How to beginner · 3 min read

How to stream a run in OpenAI Assistants API

Q: How to stream a run in OpenAI Assistants API

Use the OpenAI SDK's client.chat.completions.create method with the stream=True parameter to stream a run in the OpenAI Assistants API. Iterate over the response generator to receive tokens or partial messages in real time.

Quick answer

Use the OpenAI SDK's client.chat.completions.create method with the stream=True parameter to stream a run in the OpenAI Assistants API. Iterate over the response generator to receive tokens or partial messages in real time.

PREREQUISITES

Python 3.8+
OpenAI API key (free tier works)
pip install openai>=1.0

Setup

Install the official openai Python SDK version 1.0 or higher and set your API key as an environment variable.

Install SDK: pip install openai>=1.0
Set environment variable in your shell: export OPENAI_API_KEY='your_api_key_here'

bash

pip install openai>=1.0

Step by step

This example demonstrates streaming a chat completion from the OpenAI Assistants API using the gpt-4o model. The stream=True parameter enables real-time token streaming.
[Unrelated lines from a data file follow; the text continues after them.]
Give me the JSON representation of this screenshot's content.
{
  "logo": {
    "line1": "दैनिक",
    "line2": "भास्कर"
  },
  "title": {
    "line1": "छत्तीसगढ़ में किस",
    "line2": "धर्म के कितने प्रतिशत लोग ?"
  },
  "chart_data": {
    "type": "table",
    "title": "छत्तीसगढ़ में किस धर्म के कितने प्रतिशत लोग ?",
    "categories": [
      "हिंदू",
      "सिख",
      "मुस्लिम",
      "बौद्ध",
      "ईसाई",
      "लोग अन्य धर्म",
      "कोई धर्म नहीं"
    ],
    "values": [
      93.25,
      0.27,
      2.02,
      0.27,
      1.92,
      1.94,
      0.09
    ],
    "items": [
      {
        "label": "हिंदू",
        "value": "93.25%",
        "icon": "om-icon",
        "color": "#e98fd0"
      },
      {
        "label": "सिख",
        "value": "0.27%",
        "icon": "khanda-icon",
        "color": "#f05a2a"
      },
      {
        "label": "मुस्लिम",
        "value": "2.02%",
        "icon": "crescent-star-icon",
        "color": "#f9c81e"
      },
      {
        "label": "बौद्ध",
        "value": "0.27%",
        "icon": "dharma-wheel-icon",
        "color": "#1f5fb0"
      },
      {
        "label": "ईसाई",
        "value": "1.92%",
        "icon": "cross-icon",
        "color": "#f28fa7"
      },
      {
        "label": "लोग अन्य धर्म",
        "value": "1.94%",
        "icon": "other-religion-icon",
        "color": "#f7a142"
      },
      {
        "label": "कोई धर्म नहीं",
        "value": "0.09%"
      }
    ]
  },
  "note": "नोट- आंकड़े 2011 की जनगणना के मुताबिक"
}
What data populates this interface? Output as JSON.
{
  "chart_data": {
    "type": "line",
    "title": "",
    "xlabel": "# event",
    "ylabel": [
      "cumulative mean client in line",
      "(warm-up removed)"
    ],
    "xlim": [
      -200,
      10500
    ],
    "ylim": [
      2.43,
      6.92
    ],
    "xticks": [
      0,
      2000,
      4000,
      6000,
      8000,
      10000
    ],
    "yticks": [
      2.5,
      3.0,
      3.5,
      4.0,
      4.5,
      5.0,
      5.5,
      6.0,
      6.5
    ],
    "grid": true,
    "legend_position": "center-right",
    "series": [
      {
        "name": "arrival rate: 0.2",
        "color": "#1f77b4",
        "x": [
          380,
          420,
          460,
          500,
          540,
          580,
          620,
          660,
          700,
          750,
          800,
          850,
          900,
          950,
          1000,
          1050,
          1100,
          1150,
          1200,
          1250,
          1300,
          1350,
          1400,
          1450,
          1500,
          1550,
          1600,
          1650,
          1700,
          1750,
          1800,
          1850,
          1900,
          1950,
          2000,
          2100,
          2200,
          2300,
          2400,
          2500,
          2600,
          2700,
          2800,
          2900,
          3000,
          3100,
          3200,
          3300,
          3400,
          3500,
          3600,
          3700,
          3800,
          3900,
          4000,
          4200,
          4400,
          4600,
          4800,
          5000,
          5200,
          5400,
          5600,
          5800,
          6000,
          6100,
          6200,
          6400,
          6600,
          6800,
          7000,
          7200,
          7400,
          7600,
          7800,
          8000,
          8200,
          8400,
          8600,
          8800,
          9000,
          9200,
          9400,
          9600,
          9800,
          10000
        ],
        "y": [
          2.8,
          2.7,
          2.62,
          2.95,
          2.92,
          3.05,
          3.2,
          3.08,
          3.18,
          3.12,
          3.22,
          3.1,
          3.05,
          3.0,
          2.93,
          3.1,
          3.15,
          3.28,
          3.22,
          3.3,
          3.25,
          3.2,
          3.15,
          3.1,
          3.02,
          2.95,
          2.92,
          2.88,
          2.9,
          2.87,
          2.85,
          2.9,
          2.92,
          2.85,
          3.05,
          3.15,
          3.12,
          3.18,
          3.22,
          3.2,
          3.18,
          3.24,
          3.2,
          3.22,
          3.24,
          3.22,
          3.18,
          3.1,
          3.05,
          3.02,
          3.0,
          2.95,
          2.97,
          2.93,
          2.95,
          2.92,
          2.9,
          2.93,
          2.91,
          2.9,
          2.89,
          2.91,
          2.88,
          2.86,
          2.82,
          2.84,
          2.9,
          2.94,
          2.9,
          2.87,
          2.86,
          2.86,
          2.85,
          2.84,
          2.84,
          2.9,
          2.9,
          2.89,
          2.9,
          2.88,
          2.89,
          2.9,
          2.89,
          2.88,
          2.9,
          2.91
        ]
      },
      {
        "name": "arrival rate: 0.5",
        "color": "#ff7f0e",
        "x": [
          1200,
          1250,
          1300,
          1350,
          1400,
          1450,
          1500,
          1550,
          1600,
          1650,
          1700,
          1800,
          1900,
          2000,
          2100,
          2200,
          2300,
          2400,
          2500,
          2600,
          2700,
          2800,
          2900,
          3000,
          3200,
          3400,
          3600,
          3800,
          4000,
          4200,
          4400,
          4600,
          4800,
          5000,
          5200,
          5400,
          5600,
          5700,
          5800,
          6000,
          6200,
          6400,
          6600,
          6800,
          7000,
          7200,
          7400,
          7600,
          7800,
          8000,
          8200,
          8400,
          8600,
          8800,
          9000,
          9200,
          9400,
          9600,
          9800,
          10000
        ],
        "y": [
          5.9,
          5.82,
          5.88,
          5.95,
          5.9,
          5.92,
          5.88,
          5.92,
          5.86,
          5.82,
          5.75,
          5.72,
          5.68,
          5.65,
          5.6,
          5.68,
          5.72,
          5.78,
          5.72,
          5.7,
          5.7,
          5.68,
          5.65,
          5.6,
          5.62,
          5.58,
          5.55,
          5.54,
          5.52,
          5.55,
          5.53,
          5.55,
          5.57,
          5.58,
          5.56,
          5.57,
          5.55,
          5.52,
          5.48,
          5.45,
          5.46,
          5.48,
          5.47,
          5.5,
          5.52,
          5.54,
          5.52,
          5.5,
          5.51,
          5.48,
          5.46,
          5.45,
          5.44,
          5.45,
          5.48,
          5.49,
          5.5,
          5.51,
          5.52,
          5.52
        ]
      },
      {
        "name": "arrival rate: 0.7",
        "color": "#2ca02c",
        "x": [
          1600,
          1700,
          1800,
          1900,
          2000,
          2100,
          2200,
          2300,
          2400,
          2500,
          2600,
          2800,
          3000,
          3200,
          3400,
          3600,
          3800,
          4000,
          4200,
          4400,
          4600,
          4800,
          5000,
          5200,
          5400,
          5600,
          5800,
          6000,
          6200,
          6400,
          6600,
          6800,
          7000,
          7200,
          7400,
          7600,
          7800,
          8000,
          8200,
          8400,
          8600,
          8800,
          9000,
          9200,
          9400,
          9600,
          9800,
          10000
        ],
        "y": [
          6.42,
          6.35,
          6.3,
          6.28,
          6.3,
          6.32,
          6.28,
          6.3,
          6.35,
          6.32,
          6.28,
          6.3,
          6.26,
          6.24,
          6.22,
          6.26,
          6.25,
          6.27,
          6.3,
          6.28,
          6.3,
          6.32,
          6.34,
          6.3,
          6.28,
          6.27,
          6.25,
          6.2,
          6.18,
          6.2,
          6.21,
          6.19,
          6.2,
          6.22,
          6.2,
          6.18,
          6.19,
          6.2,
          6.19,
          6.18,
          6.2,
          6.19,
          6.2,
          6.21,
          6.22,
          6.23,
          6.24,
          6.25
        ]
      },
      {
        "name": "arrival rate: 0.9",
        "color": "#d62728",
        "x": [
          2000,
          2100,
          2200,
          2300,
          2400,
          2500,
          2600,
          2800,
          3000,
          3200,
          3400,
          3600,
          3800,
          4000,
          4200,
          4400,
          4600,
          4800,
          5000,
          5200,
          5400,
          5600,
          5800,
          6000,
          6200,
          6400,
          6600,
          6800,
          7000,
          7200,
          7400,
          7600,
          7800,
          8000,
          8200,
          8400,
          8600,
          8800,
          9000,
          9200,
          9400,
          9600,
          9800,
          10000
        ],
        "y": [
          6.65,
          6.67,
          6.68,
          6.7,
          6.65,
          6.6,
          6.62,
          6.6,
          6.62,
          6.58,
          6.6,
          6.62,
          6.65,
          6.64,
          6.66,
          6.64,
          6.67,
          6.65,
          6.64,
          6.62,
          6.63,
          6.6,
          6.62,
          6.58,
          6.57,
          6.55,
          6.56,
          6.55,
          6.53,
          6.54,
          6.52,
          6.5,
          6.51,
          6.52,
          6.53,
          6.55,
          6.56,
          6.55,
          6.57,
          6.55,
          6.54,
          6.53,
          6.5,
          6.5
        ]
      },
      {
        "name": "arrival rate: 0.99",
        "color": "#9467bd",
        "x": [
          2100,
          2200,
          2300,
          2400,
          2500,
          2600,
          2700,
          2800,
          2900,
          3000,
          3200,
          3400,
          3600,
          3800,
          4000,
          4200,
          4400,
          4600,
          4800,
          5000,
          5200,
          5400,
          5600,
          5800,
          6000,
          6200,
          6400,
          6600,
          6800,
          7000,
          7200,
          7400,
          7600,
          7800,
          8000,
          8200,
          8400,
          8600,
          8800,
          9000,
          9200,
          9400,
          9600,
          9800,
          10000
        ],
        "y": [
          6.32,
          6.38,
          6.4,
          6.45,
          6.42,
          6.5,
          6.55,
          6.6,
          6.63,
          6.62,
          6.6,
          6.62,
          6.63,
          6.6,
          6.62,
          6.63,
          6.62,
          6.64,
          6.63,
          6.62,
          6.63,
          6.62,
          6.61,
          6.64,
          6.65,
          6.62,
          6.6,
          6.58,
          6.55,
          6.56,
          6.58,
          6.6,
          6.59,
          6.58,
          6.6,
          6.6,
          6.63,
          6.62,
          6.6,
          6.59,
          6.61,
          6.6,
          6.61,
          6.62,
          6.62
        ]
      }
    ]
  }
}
The code prints tokens as they arrive.

python

import os
from openai import OpenAI

client = OpenAI(api_key=os.environ["OPENAI_API_KEY"])

response = client.chat.completions.create(
    model="gpt-4o",
    messages=[{"role": "user", "content": "Tell me a short story."}],
    stream=True
)

print("Streaming response:")
for chunk in response:
    # Each chunk is a dict with choices containing delta tokens
    delta = chunk.choices[0].delta
    if "content" in delta:
        print(delta["content"], end="", flush=True)
print()

output

Streaming response:
Once upon a time, in a quiet village, there lived a curious cat named Whiskers...

Common variations

Async streaming: Use an async client and async for to stream asynchronously.
Different models: Replace gpt-4o with other supported models like gpt-4.1 or gpt-4o-mini.
Non-streaming: Omit stream=True to get the full response at once.

python

import asyncio
import os
from openai import OpenAI

async def async_stream():
    client = OpenAI(api_key=os.environ["OPENAI_API_KEY"])
    response = await client.chat.completions.acreate(
        model="gpt-4o",
        messages=[{"role": "user", "content": "Stream a poem."}],
        stream=True
    )
    print("Async streaming response:")
    async for chunk in response:
        delta = chunk.choices[0].delta
        if "content" in delta:
            print(delta["content"], end="", flush=True)
    print()

asyncio.run(async_stream())

output

Async streaming response:
Roses are red, violets are blue, streaming this poem, just for you...

Troubleshooting

If streaming hangs or returns no data, verify your API key and network connectivity.
Ensure stream=True is set; otherwise, streaming won't activate.
Check for SDK version compatibility; upgrade with pip install --upgrade openai.

Key Takeaways

Use stream=True in client.chat.completions.create to enable streaming.
Iterate over the response generator to receive tokens in real time.
Async streaming requires acreate and async for syntax.
Always keep your SDK updated to avoid compatibility issues.
Set your API key securely via environment variables.

Verified 2026-04 · gpt-4o, gpt-4.1, gpt-4o-mini

Verify ↗

Community Notes

No notes yetBe the first to share a version-specific fix or tip.